President Biden is putting together a team of financial leaders that should provide more clarity and guidelines for crypto regulations, get clear rules for the entire crypto industry and a better coordination between the various agencies like SEC, CFTC and. The new team brings their stated support for reasonable and equally balanced cryptocurrency regulatory model.

Three of Biden’s top-level financial staff members, including Janet Yellen, the new US Treasure and former Fed chair, Gary Gensler, the new head of the Securities Exchange Commission (SEC) and former chair of the US Commodity Futures Trading Commission (CFTC), and professor Chris Brummer as new chairman of the CFTC  all have a proven understanding of how blockchain and cryptocurrency assets actually work.

Yellen pledged to do a deep review of cryptocurrency markets in collaboration with many other banking and finance regulators, hoping to establish an effective set of rules that limits “malign and illegal activities” while supporting powerful fintech innovations based on blockchain technologies.

What regulatory approach is really needed?

Notwithstanding these new regulatory initiatives, there are still many challenges. At the heart of the legal challenge is how to define cryptocurrencies; as a currency, security on par with stocks and options, tradeable commodity, or a brand new asset class of its own. Settling the thorny issues of legality, taxation, and trading rules will take time, adding to the uncertainty and volatility of the global crypto market.

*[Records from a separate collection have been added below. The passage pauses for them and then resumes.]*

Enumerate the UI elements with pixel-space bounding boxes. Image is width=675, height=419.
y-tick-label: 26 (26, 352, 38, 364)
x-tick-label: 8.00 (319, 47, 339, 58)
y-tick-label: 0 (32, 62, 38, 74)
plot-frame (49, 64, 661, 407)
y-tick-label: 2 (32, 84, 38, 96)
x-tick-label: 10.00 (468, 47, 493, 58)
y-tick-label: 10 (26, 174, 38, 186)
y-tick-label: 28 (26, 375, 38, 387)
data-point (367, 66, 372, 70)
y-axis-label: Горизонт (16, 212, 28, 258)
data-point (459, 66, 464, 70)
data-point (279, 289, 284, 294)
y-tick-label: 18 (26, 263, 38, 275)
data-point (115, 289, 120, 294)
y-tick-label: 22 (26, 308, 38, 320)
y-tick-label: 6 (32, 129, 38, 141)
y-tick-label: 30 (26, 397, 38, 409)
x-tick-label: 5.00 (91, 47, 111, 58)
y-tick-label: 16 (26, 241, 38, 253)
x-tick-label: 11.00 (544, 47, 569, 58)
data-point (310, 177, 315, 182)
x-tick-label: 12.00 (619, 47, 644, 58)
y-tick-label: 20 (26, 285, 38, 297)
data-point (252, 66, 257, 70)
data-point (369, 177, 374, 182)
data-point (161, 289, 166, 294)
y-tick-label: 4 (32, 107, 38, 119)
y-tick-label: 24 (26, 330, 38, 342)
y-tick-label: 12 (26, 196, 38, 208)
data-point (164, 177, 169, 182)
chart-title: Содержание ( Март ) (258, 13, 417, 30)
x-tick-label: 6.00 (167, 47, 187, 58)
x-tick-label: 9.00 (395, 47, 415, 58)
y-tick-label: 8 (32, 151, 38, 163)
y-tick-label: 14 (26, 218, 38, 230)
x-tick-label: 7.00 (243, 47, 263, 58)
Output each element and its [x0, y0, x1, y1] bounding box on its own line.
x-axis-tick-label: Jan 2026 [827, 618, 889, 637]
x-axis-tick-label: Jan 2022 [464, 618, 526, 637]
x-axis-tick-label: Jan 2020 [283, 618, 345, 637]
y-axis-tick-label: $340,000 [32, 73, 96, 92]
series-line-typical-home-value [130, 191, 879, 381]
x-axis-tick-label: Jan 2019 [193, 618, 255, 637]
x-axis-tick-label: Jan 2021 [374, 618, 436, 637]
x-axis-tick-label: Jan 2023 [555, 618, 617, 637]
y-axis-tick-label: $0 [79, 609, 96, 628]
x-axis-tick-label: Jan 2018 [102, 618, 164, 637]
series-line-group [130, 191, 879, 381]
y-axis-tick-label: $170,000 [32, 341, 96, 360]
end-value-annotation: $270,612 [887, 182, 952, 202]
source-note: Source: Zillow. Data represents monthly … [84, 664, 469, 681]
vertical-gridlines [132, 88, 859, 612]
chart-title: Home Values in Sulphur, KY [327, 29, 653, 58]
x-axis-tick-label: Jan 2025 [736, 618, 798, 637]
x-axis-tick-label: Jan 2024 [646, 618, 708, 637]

To be really effective, also given its cross border character, any future regulation asks for both a balanced and above all global approach. Intelligent, well thought-out regulation communicated effectively and uniformly applied can help level the playing field and unleash innovation and further mainstream adoption.

Balanced approach

Providing a balanced regulatory framework should be a necessity for jurisdictions to protect themselves from abuse, while recognising that legal certainty can also be provided through a regulatory regime, which will in turn enable the sector to flourish. Just looking at cryptocurrencies for regulatory purposes may frustrate the underlying technology and its innovative character. The real value in cryptocurrencies is not the currency itself but the potentially disruptive technology that makes them possible, which has the potential to drive innovations. Next to that, because with cryptocurrencies, the technology behind it may develop at a space that is much faster than regulations develop, any regulation would need to be capable of continuous development.

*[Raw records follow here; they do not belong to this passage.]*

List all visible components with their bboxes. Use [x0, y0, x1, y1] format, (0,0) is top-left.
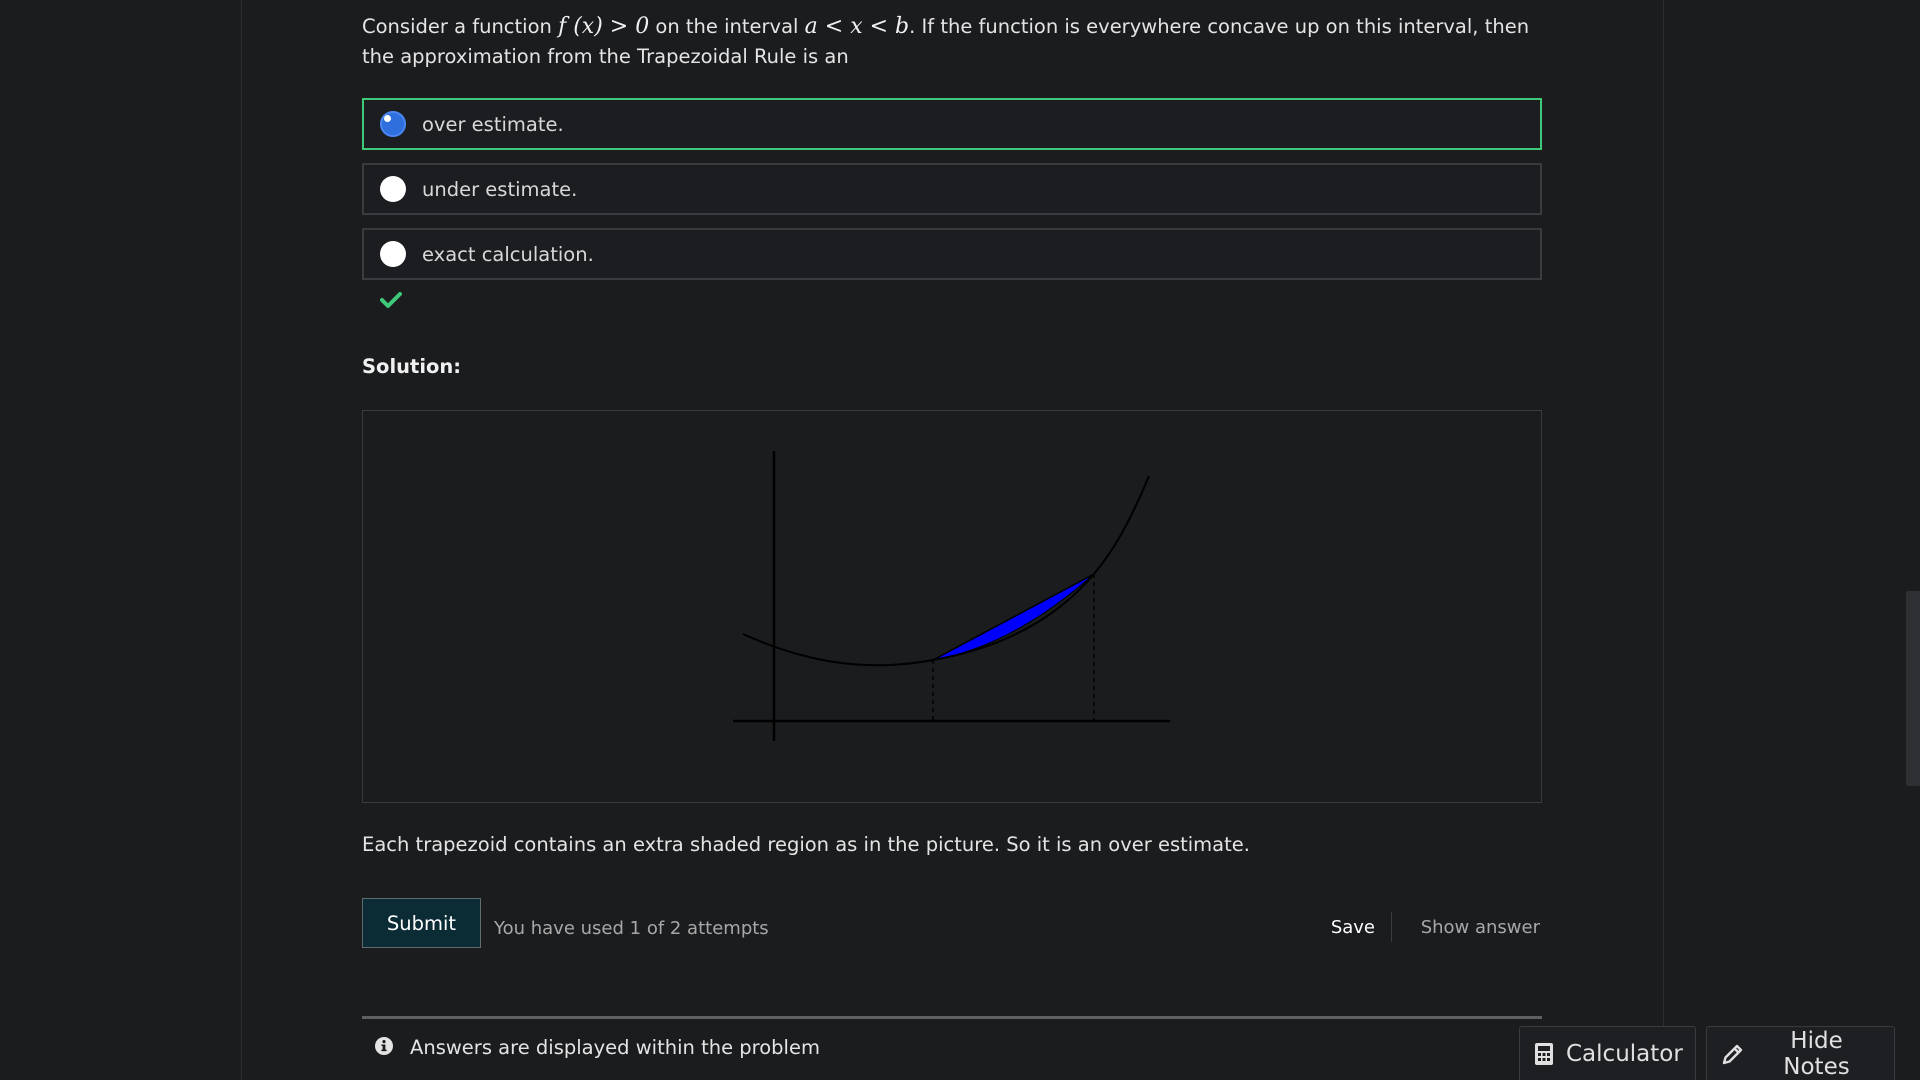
question-text-after: . If the function is everywhere concave … — [362, 15, 1530, 68]
pencil-icon — [1721, 1042, 1745, 1066]
solution-figure — [362, 410, 1542, 803]
choice-label: over estimate. — [422, 112, 564, 136]
math-function-condition: f (x) > 0 — [558, 14, 650, 39]
question-text: Consider a function f (x) > 0 on the int… — [362, 12, 1542, 72]
trapezoid-diagram — [733, 451, 1170, 741]
hide-notes-label: Hide Notes — [1783, 1027, 1850, 1080]
choice-group: over estimate. under estimate. exact cal… — [362, 98, 1542, 280]
answers-notice: Answers are displayed within the problem — [362, 1016, 1542, 1080]
save-button[interactable]: Save — [1331, 912, 1392, 942]
hide-notes-button[interactable]: Hide Notes — [1706, 1026, 1895, 1080]
choice-label: exact calculation. — [422, 242, 594, 266]
radio-under-estimate[interactable] — [380, 176, 406, 202]
question-text-middle: on the interval — [649, 15, 805, 38]
solution-explanation: Each trapezoid contains an extra shaded … — [362, 833, 1250, 856]
calculator-label: Calculator — [1566, 1040, 1683, 1067]
calculator-button[interactable]: Calculator — [1519, 1026, 1696, 1080]
solution-title: Solution: — [362, 355, 462, 378]
notice-text: Answers are displayed within the problem — [410, 1036, 820, 1059]
choice-under-estimate[interactable]: under estimate. — [362, 163, 1542, 215]
radio-exact-calculation[interactable] — [380, 241, 406, 267]
action-bar: Submit You have used 1 of 2 attempts Sav… — [362, 898, 1542, 950]
function-curve — [742, 475, 1150, 667]
problem-container: Consider a function f (x) > 0 on the int… — [362, 12, 1542, 950]
choice-exact-calculation[interactable]: exact calculation. — [362, 228, 1542, 280]
content-column — [241, 0, 1664, 1080]
calculator-icon — [1534, 1042, 1554, 1066]
choice-over-estimate[interactable]: over estimate. — [362, 98, 1542, 150]
scrollbar-thumb[interactable] — [1906, 591, 1920, 786]
radio-over-estimate[interactable] — [380, 111, 406, 137]
question-text-before: Consider a function — [362, 15, 559, 38]
status-row — [362, 291, 1542, 327]
trapezoid-chord — [932, 573, 1095, 661]
submit-button[interactable]: Submit — [362, 898, 481, 948]
info-icon — [374, 1036, 394, 1060]
math-interval: a < x < b — [804, 14, 910, 39]
checkmark-icon — [380, 291, 402, 313]
attempts-text: You have used 1 of 2 attempts — [494, 918, 769, 939]
show-answer-button[interactable]: Show answer — [1421, 912, 1540, 942]
choice-label: under estimate. — [422, 177, 578, 201]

Global coordinated approach

Global regulation continues to be top of mind at the recent G7 meeting. ECB president Lagarde also emphasized the need for countries to work together to regulate Bitcoin. Instead of competing in terms of who can provide the most attractive regulatory regime for the crypto industry, as we have seen in the past, more global regulatory cooperation and coordination and multilateral action is urgently needed. As cryptocurrencies move further into the mainstream, Lagarde therefore called for regulations of Bitcoin and other currencies to be agreed “at a global level”, potentially at the G7 or G20 groups of rich countries.

We are not there yet!

If done in this way, such balanced and coordinated regulation will help protect investors, enable growing competition, tackle cryptocurrency criminality, reduce the potential possibility of disrupting global financial stability stimulate continued innovation.

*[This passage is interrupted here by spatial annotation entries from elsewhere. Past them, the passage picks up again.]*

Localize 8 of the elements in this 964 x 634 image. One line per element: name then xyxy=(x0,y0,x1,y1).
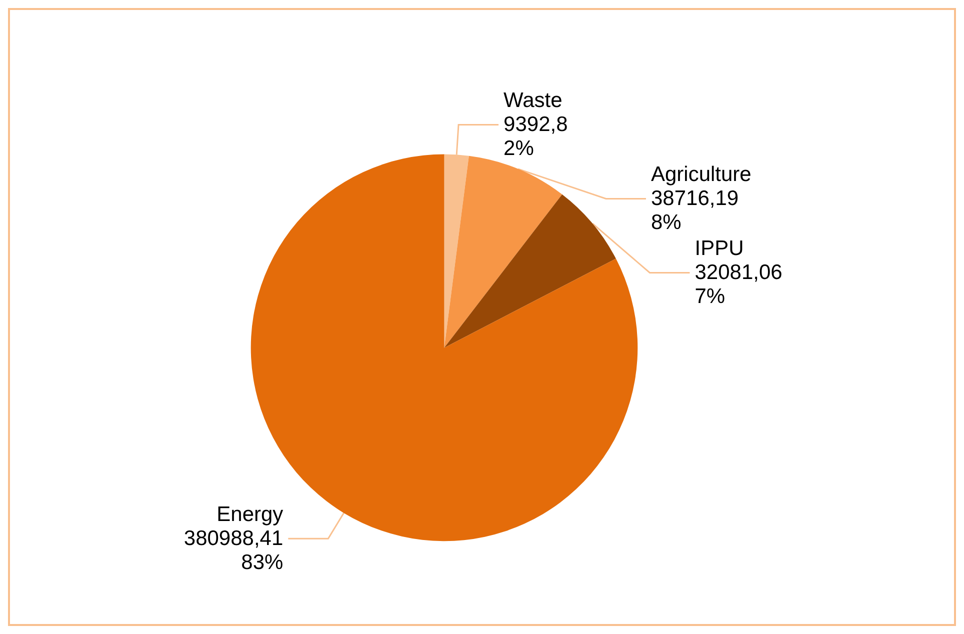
data-label: 9392,8 2% xyxy=(504,113,568,160)
data-label: 32081,06 7% xyxy=(694,261,782,308)
slice-label: Agriculture xyxy=(650,163,752,186)
slice-label: Waste xyxy=(504,89,562,112)
data-label: 38716,19 8% xyxy=(650,187,739,234)
slice-label: Energy xyxy=(216,503,284,526)
slice-label: IPPU xyxy=(694,237,744,260)
data-label: 380988,41 83% xyxy=(184,527,284,574)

Looking at these recent regulatory initiatives, one may conclude that there are still big differences in each approaches. The European Commission proposals are the nearest to become effective meeting both the requirements of balance and overall and unified approach in the EU countries. In the UK, whilst new regulations have been introduced, they are still largely behind all the new developments happening in the crypto space. And for the US we still have to wait till the Biden Administration is coming into action. We are not there yet!